#117

Na mesma seção da aparição das flores conectadas à primavera e ao amor, também aparece a ideia de frutos prontos para a colheita, no caso, os figos:

“Levanta-te, amada minha,
formosa minha, e vem.
Pois eis que o inverno passou,
e a chuva cessou e se foi;
as flores aparecem na terra;
o tempo do cântico chegou;
a voz da rolinha é ouvida na nossa terra;
a figueira já dá seus figos,
e a videira está florescendo, dando sua fragrância.
Levanta-te amada minha,
formosa minha e vem!” (Cântico dos Cânticos 2:10-13)

Este texto tem um paralelismo polissêmico[1] interessante: a palavra “cântico”, do hebraico zmyr (זמיר), também pode ser traduzida como “poda”, ou seja, a polissemia está em que as duas traduções são possíveis e, não só isso, o poeta deve ter usado exatamente esta palavra para que os dois significados soassem simultaneamente. Quer dizer, o tempo do amor não é apenas do cântico e das flores, é também da poda, da colheita. O tempo do amor não envolve apenas a beleza, há também trabalho a ser realizado.

A variação no uso dos frutos é extremamente interessante e significativa ao longo do livro. O tempo do amor é descrito em termos de colheita, mas a relação dos amantes está mais para a transformação destes frutos maduros em algo diferente, como o vinho. As vinhas florescem, há o convite. Mas quando há o encontro, não são as uvas, mas sim o vinho que é evocado (Cântico dos Cânticos 1:2 e 4:10, entre outros).

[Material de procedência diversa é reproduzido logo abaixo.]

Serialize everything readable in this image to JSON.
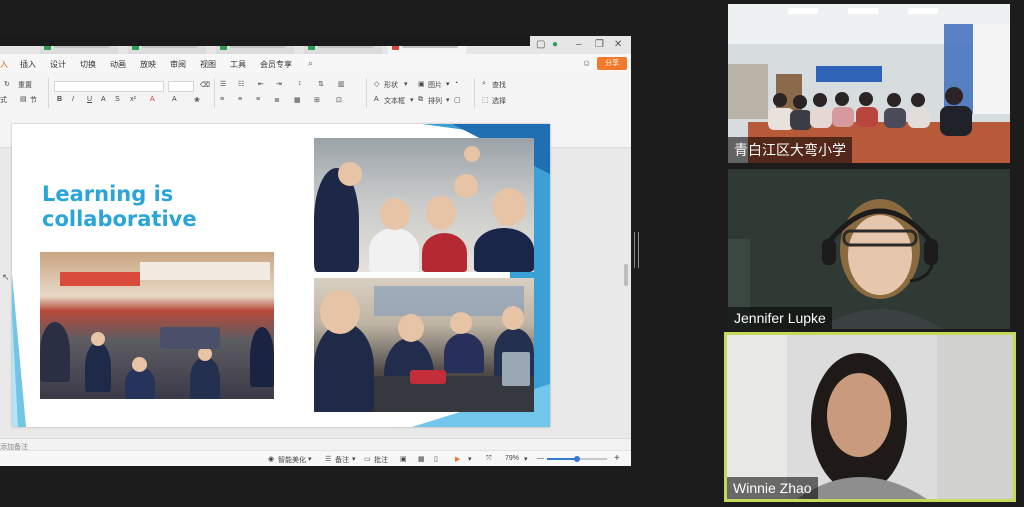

Para ficar mais claro, vejamos o exemplo das romãs: elas aparecem em Cântico dos Cânticos cerca de seis vezes. Em 4:3 e 13 os lábios da amada são descritas como sendo semelhantes a romãs partidas e depois, mais apimentado, ele descreve os “renovos” dela como um parque de romãs. Como a metáfora ligada ao jardim é forte, a palavra para “renovo” parece deslocada na descrição, mas fato é que o uso dela em outros textos da Bíblia Hebraica sugere um lugar ligado a fontes de água, sempre umedecido. Ou seja: é a região dos fluídos corporais íntimos da amada que ele está descrevendo como um pomar de romãs!

Ainda no contexto das romãs, em 6:7 há quase a repetição da mesma ideia, agora da romã partida em relação às bochechas; em 6:11, no entanto, ele olha para ela, olha para baixo, para o vale dela, para ver as romãs florescerem. Mais adiante, em 7:12 (ou 13) ele fala de entregar seu amor a ela no lugar onde as romãs estão em flor.

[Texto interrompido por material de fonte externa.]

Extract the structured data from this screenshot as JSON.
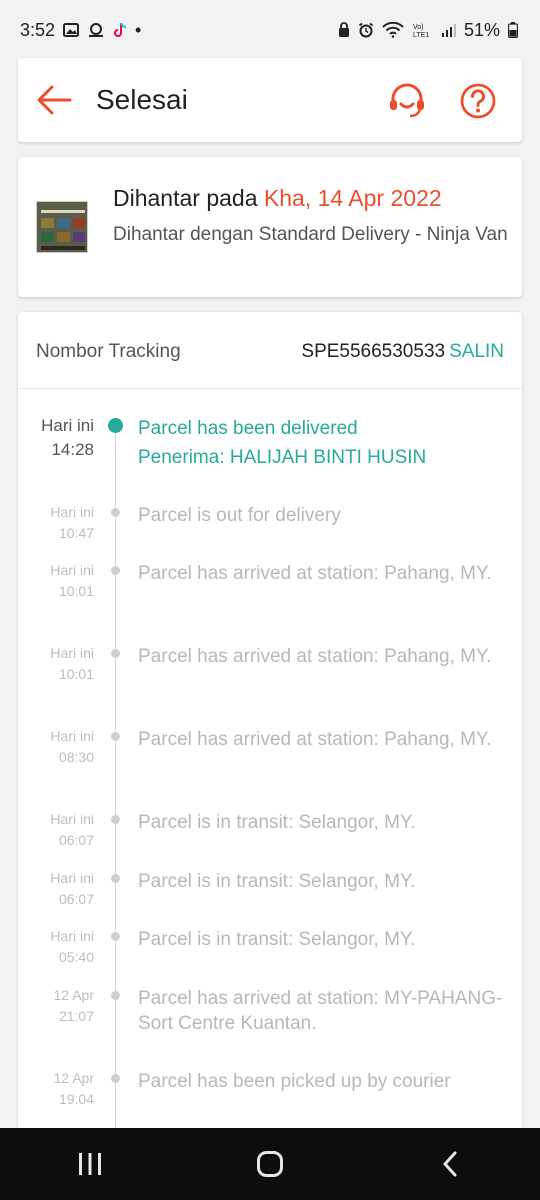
{
  "status_bar": {
    "time": "3:52",
    "dot": "•",
    "battery": "51%",
    "left_icons": [
      "image-icon",
      "podcast-icon",
      "tiktok-icon"
    ],
    "right_icons": [
      "lock-icon",
      "alarm-icon",
      "wifi-icon",
      "volte-icon",
      "signal-icon",
      "battery-icon"
    ]
  },
  "header": {
    "title": "Selesai",
    "back_icon": "arrow-left-icon",
    "support_icon": "headset-icon",
    "help_icon": "question-icon"
  },
  "delivery": {
    "prefix": "Dihantar pada ",
    "date": "Kha, 14 Apr 2022",
    "method": "Dihantar dengan Standard Delivery - Ninja Van"
  },
  "tracking": {
    "label": "Nombor Tracking",
    "number": "SPE5566530533",
    "copy_label": "SALIN"
  },
  "events": [
    {
      "day": "Hari ini",
      "time": "14:28",
      "text": "Parcel has been delivered",
      "subtext": "Penerima: HALIJAH BINTI HUSIN"
    },
    {
      "day": "Hari ini",
      "time": "10:47",
      "text": "Parcel is out for delivery"
    },
    {
      "day": "Hari ini",
      "time": "10:01",
      "text": "Parcel has arrived at station: Pahang, MY."
    },
    {
      "day": "Hari ini",
      "time": "10:01",
      "text": "Parcel has arrived at station: Pahang, MY."
    },
    {
      "day": "Hari ini",
      "time": "08:30",
      "text": "Parcel has arrived at station: Pahang, MY."
    },
    {
      "day": "Hari ini",
      "time": "06:07",
      "text": "Parcel is in transit: Selangor, MY."
    },
    {
      "day": "Hari ini",
      "time": "06:07",
      "text": "Parcel is in transit: Selangor, MY."
    },
    {
      "day": "Hari ini",
      "time": "05:40",
      "text": "Parcel is in transit: Selangor, MY."
    },
    {
      "day": "12 Apr",
      "time": "21:07",
      "text": "Parcel has arrived at station: MY-PAHANG-Sort Centre Kuantan."
    },
    {
      "day": "12 Apr",
      "time": "19:04",
      "text": "Parcel has been picked up by courier"
    }
  ],
  "colors": {
    "accent": "#ee4d2d",
    "teal": "#26aa99",
    "muted": "#b8b8b8"
  },
  "nav": {
    "icons": [
      "recents-icon",
      "home-icon",
      "back-icon"
    ]
  }
}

Por fim, pela primeira vez, ela menciona romãs (até aqui era somente ele). Em 8:2 ela fala de dar a ele de beber do suco da romã. A descrição anterior, da romã como lábios e bochecha parecem indicar duas regiões possíveis: a região facial e a genital. Portanto ela o convida a beber desse suco.

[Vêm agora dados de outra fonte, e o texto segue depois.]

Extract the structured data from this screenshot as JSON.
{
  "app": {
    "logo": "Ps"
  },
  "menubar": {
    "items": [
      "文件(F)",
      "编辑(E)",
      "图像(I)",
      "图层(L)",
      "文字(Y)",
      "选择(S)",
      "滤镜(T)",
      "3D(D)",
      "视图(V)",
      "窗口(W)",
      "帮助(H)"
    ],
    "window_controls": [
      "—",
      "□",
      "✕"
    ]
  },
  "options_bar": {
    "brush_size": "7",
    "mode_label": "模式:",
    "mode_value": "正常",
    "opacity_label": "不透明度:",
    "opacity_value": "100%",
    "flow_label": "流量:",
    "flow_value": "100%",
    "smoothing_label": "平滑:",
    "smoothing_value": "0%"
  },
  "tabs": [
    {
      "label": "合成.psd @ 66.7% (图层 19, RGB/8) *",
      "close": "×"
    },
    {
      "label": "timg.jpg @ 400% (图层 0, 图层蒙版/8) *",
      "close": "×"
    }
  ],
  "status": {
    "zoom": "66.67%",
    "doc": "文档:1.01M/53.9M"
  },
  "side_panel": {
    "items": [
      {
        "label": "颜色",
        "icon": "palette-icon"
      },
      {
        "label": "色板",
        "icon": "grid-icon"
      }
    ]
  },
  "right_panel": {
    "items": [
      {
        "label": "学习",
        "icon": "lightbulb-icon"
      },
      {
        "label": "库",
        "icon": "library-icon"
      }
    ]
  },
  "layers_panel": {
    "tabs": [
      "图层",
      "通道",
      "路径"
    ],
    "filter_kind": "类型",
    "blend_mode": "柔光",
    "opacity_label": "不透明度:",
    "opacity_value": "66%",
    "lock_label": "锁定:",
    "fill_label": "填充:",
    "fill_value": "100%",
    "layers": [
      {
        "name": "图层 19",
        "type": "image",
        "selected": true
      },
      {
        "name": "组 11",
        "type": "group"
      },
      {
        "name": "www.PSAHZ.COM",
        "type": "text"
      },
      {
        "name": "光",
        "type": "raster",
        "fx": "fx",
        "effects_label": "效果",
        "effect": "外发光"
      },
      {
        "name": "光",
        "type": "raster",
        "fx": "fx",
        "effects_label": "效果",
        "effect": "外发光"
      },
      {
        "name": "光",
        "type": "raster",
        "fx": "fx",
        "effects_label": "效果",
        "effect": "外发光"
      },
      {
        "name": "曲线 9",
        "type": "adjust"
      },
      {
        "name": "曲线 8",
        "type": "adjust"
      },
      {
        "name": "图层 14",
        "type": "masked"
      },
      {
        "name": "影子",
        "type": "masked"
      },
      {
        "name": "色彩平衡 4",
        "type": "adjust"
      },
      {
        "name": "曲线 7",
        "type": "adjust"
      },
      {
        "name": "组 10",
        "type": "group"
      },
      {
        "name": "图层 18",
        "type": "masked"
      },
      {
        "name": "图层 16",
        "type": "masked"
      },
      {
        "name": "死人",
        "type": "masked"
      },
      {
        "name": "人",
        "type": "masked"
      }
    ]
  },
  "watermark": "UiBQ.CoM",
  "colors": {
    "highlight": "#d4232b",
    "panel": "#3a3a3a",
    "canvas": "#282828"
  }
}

As romãs, partidas, em fruto, em flor, na forma de suco, apontam para uma variedade poética que indica o contrário do tédio. O amor entre eles, fisicamente inclusive, é vivido de maneira consistente e diversa.

Ao passo que as flores indicam delicadeza e beleza, os frutos indicam maturidade e intensidade do amor entre os dois.

Neste “jardim fechado”, além do sentido visual e olfativo das flores, há o aspecto táctil e o paladar das frutas. O amor deve ser vivido pelos dois amantes em seu âmbito máximo.

[1] Também chamado de paralelismo Janus.